4.1 Loading the data
df = pd.read_csv('Iris_Data.csv')
df
df['species'].value_counts()
4.2 Data pre-processing
x = df.drop('species', axis=1)
y = df['species']
trainX, testX, trainY, testY = train_test_split(x, y, test_size = 0.2)
sc=StandardScaler()
scaler = sc.fit(trainX)
trainX_scaled = scaler.transform(trainX)
testX_scaled = scaler.transform(testX)
4.3 MLPClassifier
mlp_clf = MLPClassifier(hidden_layer_sizes=(150,100,50),
max_iter = 300,activation = 'relu',
solver = 'adam')
mlp_clf.fit(trainX_scaled, trainY)
4.4 Model Evaluation
y_pred = mlp_clf.predict(testX_scaled)
print('Accuracy: {:.2f}'.format(accuracy_score(testY, y_pred)))
fig = plot_confusion_matrix(mlp_clf, testX_scaled, testY, display_labels=mlp_clf.classes_)
fig.figure_.suptitle("Confusion Matrix for Iris Dataset")
plt.show()
print(classification_report(testY, y_pred))

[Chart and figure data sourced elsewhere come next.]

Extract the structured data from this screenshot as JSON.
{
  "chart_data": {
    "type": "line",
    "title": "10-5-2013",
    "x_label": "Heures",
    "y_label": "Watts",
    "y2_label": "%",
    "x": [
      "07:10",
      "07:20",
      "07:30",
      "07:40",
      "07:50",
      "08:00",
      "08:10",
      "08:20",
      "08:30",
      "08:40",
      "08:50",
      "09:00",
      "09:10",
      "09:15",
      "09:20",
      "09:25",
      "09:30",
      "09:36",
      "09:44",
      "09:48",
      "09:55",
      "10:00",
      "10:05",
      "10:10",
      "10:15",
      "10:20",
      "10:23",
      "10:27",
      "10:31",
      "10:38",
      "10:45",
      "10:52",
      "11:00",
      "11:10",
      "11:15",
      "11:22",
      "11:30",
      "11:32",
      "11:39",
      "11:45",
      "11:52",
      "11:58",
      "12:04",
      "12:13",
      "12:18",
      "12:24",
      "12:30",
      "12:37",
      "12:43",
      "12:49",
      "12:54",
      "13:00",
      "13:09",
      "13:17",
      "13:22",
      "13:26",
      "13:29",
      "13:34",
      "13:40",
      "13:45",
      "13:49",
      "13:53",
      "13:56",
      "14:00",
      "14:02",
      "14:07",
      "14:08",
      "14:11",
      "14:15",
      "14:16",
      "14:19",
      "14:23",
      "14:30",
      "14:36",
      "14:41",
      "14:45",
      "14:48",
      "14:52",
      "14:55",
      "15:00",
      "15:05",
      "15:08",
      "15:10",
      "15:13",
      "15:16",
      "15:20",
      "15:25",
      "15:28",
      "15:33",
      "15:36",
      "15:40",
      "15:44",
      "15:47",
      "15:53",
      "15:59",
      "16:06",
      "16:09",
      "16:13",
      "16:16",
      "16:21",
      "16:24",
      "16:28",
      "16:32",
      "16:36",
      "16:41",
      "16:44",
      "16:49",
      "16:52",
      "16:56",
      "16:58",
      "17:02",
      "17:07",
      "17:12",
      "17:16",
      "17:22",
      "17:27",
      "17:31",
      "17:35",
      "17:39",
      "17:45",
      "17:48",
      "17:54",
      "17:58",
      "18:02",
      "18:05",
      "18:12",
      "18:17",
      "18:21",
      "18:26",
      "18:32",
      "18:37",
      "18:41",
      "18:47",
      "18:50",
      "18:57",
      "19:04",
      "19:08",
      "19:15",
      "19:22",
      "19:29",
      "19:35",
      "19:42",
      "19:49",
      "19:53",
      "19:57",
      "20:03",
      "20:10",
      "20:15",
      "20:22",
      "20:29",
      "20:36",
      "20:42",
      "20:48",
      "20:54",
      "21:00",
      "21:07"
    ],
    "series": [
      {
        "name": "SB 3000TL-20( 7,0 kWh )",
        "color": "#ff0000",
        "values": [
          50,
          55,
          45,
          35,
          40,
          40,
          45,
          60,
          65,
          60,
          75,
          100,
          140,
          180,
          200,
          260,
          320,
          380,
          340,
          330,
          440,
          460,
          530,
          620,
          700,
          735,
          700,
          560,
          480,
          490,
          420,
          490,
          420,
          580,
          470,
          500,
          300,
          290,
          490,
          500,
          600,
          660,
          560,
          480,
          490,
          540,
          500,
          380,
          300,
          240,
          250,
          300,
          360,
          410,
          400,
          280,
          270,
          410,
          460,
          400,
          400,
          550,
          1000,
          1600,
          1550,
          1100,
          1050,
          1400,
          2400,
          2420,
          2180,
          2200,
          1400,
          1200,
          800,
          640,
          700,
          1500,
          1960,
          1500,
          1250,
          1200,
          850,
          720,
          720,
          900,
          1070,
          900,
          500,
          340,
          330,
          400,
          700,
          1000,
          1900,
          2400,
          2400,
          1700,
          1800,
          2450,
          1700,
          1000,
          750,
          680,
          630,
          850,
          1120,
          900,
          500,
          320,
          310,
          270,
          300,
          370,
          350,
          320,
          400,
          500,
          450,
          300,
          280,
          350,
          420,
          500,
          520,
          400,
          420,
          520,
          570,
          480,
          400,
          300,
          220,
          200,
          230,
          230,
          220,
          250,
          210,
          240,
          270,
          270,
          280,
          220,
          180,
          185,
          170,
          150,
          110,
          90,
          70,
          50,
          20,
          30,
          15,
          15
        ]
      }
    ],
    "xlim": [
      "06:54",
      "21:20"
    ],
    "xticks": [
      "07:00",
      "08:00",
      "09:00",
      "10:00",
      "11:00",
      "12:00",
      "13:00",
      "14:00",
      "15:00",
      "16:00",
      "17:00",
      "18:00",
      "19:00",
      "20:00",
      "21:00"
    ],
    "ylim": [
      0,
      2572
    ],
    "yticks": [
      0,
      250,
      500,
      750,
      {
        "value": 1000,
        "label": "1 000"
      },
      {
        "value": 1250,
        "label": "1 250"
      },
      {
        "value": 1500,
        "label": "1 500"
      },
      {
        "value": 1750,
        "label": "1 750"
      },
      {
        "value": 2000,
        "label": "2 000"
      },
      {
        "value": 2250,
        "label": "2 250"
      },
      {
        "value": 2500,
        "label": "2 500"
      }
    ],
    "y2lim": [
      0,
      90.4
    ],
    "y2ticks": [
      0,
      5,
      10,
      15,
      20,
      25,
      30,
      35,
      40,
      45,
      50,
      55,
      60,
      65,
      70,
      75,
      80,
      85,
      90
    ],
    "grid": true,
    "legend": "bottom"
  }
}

plt.plot(mlp_clf.loss_curve_)
plt.title("Loss Curve", fontsize=14)
plt.xlabel('Iterations')
plt.ylabel('Cost')
plt.show()
4.5 Hyper Parameter Tuning
param_grid = {
'hidden_layer_sizes': [(150,100,50), (120,80,40), (100,50,30)],
'max_iter': [50, 100, 150],
'activation': ['tanh', 'relu'],
'solver': ['sgd', 'adam'],
'alpha': [0.0001, 0.05],
'learning_rate': ['constant','adaptive'],
}
grid = GridSearchCV(mlp_clf, param_grid, n_jobs= -1, cv=5)
grid.fit(trainX_scaled, trainY)
print(grid.best_params_)
grid_predictions = grid.predict(testX_scaled)
print('Accuracy: {:.2f}'.format(accuracy_score(testY, grid_predictions)))
5 Conclusion
In this post, I showed how to build an MLP model to solve binary and multi-class classification problems.